Review: Because of You – Selected Poems by Bilal Al Masri
Translated from Arabic by Dr Anba Jawi MBE and Dr Mohamad Haj Mohamad | Palewell Press, 2024
Bilal Al Masri writes from a country where, as Dr Anba Jawi puts it in her introduction, "human life has no value, and killing is ordinary." Yet Because of You is not a collection defined by despair. It is something stranger and more alive than that — a book perpetually caught between opposites, where tenderness and violence, presence and erasure, the sacred and the nihilistic collide on the same breath.
Al Masri writes out of Lebanon, out of war, out of a reality where beauty and brutality are not opposites but constant companions. What is extraordinary is how this context produces not bitterness but a ferocious, almost mystical aliveness on the page. These poems pulse. They contradict themselves deliberately and brilliantly, stretching language to hold experiences that resist easy expression. "I carry my head with cut off hands" is not merely a striking image — it is an entire worldview compressed into eight words.

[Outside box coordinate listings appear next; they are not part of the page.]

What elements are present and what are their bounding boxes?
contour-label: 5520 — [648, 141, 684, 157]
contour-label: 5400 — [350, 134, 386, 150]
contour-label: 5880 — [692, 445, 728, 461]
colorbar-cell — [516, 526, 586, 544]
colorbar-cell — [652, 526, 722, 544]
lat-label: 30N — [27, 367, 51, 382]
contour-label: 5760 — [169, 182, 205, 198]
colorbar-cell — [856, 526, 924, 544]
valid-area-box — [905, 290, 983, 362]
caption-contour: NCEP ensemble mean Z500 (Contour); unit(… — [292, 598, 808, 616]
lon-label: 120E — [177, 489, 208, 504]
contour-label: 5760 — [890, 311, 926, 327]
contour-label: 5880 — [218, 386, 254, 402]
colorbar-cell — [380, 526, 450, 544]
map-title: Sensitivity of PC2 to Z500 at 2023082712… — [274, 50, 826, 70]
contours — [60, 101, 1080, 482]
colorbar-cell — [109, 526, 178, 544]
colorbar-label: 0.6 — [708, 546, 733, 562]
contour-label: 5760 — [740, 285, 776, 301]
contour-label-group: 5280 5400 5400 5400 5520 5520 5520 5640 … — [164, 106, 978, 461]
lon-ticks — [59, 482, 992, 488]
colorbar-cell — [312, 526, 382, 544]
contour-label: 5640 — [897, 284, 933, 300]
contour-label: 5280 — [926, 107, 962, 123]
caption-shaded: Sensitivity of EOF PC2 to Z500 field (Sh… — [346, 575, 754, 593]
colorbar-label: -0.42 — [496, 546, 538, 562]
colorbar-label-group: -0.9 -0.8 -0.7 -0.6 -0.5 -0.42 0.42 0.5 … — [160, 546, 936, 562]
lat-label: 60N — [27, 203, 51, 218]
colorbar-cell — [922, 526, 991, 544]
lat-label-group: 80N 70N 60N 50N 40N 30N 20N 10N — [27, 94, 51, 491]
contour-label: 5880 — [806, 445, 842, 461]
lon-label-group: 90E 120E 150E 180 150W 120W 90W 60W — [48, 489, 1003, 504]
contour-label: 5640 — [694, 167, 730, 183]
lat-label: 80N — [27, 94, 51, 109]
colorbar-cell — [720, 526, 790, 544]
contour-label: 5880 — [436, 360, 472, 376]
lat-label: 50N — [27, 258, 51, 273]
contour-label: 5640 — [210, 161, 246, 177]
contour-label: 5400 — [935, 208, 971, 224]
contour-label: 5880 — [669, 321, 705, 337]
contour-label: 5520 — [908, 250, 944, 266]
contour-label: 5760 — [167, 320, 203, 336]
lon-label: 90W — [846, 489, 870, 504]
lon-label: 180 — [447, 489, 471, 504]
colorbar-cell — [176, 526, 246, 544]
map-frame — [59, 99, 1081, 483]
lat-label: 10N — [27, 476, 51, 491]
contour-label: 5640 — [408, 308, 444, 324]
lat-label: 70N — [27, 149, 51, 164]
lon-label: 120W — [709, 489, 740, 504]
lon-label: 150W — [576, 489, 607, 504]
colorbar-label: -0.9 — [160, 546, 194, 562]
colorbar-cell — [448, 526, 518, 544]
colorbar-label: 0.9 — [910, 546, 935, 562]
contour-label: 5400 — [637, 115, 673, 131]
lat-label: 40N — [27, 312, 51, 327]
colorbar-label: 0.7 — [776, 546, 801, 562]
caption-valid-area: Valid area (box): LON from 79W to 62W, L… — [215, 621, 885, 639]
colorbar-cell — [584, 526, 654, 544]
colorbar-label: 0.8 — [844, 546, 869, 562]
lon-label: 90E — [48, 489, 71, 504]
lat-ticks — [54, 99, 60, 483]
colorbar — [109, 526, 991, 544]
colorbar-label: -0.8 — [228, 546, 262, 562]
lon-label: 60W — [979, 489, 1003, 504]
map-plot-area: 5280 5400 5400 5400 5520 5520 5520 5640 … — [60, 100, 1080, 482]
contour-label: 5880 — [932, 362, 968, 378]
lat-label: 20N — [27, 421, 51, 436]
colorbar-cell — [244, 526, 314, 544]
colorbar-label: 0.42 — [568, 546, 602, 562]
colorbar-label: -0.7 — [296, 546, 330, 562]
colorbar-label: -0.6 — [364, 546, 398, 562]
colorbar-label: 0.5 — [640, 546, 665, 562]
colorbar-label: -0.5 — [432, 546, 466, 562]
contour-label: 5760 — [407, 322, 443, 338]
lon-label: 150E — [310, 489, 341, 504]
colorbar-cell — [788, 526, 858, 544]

The collection moves with remarkable range. The shorter poems are like perfectly cut stones. Absence, Exercise, The Path, Whiteness — each arrives swiftly and leaves a lasting mark. My Mother is one of the most beautiful poems about maternal love you are likely to read anywhere, in any language, casting silence itself as ocean and shelter. The longer, more ambitious pieces — Jasmine rises like bullets, And because of you…, Until you have become a garden — reveal a poet equally at home in expansive, accumulating structures, where meaning builds through repetition and paradox rather than linear argument.
Throughout, Al Masri's use of oxymoron feels not like a literary device but like a genuine mode of perception — the only honest way to describe a world in which jasmine and bullets occupy the same air. He touches Sufism and nihilism almost simultaneously, as Dr Jawi notes in her illuminating introduction, and the tension between transcendence and nothingness gives the whole collection a spiritual electricity that is rare and thrilling.
The translation is a triumph. Dr Anba Jawi and Dr Mohamad Haj Mohamad have preserved the strangeness of these poems rather than domesticating them, which is exactly the right choice. The English sings. It takes real courage and craft to trust a reader with lines this unusual, and the translators have trusted us fully. Dr Jawi's candid introduction about the collaborative process of translation is itself a pleasure to read, offering genuine insight into the difficulties and rewards of carrying poetry across languages.
Because of You is the kind of collection that makes you grateful for the existence of literary translation — the reminder that extraordinary voices are speaking all around the world, waiting only for the bridge of language to reach us. Bilal Al Masri is such a voice.